Nicola Sturgeon: Hardline Brexiteers have had their chance and failed


Hardline Brexiteers have had their chance and failed, Scotland's First Minister Nicola Sturgeon has said.

Ahead of the publication of a detailed study on the implications of leaving the European Union, she said no clarity or certainty has been provided about a so-called hard Brexit's supposed benefits.

This, she said, "presented a golden opportunity" for moderate voices to keep Scotland and the UK in the European single market.

She also warned time was running out to prevent the "economic disaster" of a hard Brexit.

Scottish Government analysis, published on Monday, sets out the impact on Scotland's future economic growth of three options for the future UK relationship with Europe - if the country cannot remain members of the EU.

The study - Scotland's Place in Europe: People, Jobs and Investment - looks at continued membership of the single market, a preferential trade agreement or non-preferential access on World Trade Organisation provisions.

Nine months remain for the UK Government to negotiate a deal with the EU and Ms Sturgeon said Theresa May must put the interests of jobs and living standards ahead of internal Tory party obsessions.

She said: "More than 18 months on from the Brexit vote, it beggars belief that the UK Government is not only still unable to say what kind of relationship it wants with the EU, but has also failed to produce any meaningful economic assessment of the different possibilities. Bluntly, the hard Brexiteers have had their chance and failed."

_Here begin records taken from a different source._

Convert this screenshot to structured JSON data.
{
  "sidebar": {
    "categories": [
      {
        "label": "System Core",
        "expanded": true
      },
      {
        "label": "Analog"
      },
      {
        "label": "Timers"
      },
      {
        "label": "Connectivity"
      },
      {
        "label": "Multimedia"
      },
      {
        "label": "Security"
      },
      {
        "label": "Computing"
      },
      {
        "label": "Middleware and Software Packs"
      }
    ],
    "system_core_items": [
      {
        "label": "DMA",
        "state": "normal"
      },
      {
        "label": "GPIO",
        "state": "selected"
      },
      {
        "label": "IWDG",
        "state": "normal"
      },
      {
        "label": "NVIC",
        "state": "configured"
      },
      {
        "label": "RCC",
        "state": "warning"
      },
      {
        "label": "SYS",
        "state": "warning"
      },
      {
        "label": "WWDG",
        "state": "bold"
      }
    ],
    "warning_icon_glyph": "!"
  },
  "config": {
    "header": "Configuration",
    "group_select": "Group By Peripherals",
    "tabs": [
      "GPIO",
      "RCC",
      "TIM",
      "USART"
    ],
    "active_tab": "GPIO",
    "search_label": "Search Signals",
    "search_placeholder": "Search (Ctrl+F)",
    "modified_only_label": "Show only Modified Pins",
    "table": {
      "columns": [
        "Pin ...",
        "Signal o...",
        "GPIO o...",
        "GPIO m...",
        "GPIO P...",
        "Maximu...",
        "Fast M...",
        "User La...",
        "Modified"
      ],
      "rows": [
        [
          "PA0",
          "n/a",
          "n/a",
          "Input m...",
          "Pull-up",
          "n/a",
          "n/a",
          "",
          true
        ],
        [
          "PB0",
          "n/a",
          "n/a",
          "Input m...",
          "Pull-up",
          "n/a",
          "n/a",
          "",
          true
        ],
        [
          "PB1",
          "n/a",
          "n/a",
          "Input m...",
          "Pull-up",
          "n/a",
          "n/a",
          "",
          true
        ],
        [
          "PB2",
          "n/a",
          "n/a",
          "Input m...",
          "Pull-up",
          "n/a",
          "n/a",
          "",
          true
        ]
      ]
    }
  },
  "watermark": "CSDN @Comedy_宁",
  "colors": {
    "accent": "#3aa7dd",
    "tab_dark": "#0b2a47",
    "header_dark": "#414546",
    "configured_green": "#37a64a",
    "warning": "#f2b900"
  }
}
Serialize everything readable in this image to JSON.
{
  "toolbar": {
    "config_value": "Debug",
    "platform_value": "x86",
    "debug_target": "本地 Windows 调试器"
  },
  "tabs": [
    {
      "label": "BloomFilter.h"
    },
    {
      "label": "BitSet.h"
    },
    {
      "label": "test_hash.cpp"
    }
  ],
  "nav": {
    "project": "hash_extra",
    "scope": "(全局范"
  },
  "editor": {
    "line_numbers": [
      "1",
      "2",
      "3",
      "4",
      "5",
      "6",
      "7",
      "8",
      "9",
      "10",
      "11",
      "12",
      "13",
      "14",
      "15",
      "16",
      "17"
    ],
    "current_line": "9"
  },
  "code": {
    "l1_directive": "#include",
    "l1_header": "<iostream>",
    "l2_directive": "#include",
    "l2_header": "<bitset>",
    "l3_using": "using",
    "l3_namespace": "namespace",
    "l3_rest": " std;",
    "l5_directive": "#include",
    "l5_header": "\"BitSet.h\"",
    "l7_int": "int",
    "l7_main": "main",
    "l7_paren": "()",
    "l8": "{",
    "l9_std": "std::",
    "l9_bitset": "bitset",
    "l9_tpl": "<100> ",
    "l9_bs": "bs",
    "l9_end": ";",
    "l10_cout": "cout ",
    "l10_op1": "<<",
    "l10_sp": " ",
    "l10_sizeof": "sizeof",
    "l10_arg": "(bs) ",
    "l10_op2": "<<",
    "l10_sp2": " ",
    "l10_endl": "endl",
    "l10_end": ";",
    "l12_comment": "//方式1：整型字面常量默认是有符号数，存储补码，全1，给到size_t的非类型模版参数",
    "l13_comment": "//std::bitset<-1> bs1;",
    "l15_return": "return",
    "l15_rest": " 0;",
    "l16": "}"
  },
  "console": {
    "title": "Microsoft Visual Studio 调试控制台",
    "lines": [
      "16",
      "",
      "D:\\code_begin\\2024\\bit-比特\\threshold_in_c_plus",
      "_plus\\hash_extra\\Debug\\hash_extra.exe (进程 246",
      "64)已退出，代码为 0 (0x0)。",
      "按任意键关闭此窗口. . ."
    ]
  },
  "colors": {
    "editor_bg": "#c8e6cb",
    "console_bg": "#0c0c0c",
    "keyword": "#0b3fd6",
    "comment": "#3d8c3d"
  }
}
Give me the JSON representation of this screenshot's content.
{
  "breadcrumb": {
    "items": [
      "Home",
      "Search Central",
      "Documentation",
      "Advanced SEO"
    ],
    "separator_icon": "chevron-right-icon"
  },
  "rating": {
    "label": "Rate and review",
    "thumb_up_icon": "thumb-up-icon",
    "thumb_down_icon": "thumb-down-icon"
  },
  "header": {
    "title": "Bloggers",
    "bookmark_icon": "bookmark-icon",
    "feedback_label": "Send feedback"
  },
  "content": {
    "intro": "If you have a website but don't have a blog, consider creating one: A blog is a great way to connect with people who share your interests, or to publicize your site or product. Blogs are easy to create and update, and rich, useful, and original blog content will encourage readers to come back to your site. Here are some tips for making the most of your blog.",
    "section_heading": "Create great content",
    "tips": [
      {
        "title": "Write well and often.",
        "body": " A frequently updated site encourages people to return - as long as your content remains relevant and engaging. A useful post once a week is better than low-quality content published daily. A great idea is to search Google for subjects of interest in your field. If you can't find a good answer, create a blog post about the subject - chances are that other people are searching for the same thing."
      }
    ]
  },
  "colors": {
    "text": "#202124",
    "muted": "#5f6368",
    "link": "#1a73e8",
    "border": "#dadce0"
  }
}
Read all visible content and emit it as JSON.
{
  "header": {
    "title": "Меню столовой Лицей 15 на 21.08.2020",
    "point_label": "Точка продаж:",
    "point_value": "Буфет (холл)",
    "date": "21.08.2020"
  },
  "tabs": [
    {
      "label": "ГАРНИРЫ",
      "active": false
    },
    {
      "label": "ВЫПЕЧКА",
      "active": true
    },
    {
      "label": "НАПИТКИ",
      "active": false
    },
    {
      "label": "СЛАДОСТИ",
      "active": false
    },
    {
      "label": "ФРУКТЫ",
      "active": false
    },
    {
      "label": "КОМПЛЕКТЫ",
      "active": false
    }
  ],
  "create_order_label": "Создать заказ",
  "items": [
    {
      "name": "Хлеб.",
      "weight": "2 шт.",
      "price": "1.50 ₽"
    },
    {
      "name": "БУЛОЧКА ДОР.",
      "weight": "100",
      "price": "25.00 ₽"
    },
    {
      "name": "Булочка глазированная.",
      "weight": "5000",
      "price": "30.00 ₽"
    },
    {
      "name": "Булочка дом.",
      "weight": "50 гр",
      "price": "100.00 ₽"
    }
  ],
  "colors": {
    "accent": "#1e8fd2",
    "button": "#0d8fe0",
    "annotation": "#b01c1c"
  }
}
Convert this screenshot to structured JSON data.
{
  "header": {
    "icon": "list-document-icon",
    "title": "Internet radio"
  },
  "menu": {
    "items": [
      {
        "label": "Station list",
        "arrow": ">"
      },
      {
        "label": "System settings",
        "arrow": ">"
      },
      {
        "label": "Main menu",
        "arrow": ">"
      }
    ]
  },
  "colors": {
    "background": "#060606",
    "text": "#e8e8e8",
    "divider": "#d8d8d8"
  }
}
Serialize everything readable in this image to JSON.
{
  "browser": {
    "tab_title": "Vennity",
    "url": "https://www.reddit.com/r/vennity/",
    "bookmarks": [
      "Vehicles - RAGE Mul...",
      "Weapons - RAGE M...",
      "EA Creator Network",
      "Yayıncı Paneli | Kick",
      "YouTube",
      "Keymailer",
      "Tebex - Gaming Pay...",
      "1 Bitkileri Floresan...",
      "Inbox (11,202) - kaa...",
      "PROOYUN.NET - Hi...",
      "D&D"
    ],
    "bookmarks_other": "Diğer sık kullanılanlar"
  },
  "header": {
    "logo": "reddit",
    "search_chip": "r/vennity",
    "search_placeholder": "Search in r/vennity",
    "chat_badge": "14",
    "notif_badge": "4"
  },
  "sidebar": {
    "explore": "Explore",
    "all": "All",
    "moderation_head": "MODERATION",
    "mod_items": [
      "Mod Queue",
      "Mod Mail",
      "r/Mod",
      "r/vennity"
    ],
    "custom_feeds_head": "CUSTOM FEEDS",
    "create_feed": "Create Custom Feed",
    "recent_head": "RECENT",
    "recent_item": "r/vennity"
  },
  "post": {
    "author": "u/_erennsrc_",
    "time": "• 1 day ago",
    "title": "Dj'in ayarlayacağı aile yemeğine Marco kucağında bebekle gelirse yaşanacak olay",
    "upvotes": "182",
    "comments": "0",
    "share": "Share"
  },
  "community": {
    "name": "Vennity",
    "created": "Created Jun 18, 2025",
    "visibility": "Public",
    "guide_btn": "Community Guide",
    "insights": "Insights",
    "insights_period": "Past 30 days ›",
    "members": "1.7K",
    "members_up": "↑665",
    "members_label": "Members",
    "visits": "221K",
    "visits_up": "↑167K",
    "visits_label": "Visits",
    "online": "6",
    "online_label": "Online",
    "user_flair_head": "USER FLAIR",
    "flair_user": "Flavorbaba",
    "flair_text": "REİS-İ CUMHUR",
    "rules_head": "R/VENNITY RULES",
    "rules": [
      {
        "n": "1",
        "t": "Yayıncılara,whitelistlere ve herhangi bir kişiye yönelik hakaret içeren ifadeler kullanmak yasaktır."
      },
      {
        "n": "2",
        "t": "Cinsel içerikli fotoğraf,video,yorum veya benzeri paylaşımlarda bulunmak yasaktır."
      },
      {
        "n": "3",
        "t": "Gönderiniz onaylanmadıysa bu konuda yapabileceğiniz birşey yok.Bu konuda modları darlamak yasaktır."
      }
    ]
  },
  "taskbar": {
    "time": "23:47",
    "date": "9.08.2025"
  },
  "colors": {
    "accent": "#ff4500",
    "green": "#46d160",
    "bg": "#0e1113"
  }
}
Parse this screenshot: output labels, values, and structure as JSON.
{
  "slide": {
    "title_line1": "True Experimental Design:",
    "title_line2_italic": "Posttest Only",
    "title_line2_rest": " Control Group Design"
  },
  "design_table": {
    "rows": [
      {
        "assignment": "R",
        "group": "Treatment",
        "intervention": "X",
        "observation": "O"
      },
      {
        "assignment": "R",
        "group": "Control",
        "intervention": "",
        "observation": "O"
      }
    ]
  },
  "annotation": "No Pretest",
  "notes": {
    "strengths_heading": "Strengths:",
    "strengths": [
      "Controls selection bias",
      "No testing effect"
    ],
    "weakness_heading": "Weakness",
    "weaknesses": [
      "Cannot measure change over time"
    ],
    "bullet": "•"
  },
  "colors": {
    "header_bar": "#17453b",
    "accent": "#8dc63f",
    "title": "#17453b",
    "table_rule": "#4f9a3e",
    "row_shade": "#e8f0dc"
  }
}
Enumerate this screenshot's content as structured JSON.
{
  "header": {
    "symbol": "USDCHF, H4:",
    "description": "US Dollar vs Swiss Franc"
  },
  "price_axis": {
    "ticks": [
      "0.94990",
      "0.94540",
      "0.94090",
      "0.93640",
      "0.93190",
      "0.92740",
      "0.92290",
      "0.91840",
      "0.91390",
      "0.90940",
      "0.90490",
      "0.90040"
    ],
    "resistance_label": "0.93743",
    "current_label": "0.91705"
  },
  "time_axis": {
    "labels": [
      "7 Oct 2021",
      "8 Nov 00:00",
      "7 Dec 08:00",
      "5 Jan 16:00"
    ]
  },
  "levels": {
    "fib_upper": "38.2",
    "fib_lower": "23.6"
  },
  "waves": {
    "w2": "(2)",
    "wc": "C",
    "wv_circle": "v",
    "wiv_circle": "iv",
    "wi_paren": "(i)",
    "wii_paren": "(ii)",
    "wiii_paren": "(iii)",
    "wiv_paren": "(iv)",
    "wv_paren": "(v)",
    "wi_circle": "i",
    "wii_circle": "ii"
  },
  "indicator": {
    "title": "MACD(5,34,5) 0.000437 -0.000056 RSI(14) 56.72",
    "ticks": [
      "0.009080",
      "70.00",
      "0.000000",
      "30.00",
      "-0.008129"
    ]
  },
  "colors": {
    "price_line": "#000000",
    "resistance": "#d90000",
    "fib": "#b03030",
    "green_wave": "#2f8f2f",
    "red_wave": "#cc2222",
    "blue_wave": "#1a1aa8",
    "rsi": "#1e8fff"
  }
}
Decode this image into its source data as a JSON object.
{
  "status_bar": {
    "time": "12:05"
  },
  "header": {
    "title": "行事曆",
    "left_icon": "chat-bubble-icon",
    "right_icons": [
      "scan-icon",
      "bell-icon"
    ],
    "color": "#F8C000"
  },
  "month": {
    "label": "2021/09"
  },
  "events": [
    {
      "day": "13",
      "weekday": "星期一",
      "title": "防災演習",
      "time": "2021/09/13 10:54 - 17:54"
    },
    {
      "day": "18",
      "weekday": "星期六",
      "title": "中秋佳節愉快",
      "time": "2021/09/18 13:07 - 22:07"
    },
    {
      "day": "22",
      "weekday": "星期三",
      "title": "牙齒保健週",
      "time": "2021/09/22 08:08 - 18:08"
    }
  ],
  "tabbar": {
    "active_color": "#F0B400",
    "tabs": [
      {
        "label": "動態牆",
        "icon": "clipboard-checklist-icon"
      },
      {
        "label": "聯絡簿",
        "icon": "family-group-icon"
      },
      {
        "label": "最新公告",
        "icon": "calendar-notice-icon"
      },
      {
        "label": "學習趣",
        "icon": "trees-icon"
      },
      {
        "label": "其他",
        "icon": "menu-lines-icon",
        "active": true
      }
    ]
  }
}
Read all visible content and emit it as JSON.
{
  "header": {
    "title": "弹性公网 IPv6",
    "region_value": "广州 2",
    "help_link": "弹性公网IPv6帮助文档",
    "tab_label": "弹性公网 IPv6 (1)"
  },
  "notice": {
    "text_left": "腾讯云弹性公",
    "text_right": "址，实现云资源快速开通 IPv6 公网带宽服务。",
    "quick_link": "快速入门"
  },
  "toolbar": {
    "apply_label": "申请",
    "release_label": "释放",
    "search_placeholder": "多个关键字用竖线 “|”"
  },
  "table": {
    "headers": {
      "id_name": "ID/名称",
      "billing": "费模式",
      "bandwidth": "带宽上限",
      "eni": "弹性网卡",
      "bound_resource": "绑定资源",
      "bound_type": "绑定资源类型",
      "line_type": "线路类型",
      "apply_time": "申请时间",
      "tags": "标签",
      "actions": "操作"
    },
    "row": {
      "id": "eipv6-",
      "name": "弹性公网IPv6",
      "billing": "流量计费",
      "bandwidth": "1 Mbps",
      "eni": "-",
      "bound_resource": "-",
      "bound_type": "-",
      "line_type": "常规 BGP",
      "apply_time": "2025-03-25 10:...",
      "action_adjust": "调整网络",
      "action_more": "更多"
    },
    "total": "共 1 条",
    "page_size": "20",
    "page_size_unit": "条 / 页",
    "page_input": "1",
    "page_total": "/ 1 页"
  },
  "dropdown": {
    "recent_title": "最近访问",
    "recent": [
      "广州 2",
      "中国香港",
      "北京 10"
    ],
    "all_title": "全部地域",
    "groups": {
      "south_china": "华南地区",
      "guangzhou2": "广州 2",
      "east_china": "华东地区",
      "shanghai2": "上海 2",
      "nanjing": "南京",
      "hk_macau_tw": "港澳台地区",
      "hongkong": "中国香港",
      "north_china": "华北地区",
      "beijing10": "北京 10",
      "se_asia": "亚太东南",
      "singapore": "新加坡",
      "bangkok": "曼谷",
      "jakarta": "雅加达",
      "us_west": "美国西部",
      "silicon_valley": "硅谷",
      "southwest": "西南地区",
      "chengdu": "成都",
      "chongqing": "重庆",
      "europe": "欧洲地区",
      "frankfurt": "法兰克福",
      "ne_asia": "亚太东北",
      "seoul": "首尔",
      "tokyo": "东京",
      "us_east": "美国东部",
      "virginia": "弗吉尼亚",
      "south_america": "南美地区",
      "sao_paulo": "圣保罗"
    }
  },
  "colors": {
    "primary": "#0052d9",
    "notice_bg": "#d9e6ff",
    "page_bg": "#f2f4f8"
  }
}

She added: "They have completely failed to explain how their approach could even remotely come close to replacing the enormous lost trade and investment of leaving the single market.

"That means there is now a golden opportunity for those moderate voices who are making the case for Scotland and the UK to remain in the single market. It will be a fundamental dereliction of duty as Prime Minister if Theresa May continues to pursue her red lines without providing information on their impact and publicly discussing the options available.

"Of course, there is no alternative arrangement that can deliver the jobs, people and economic benefit that come from remaining members of the European Union - but if the UK continues down the path of leaving the EU, it is the Prime Minister's duty to do as little harm as possible to the economy.

"The Scottish Government is absolutely clear that, if the UK is indeed leaving the EU, then it must stay within the single market and customs union to prevent needless job losses and cuts in living standards."

A UK Government spokeswoman said: "We are seeking a deal that works for the whole of the UK, that delivers on the result of the EU referendum.

"Rather than trying to undermine the result of a democratic referendum, we urge the Scottish Government to work with us to ensure, as we leave the EU, we protect the UK's vital internal market. Scotland trades four times as much with the rest of the UK as it does with the EU, so it is vital that we ensure that market continues unimpeded."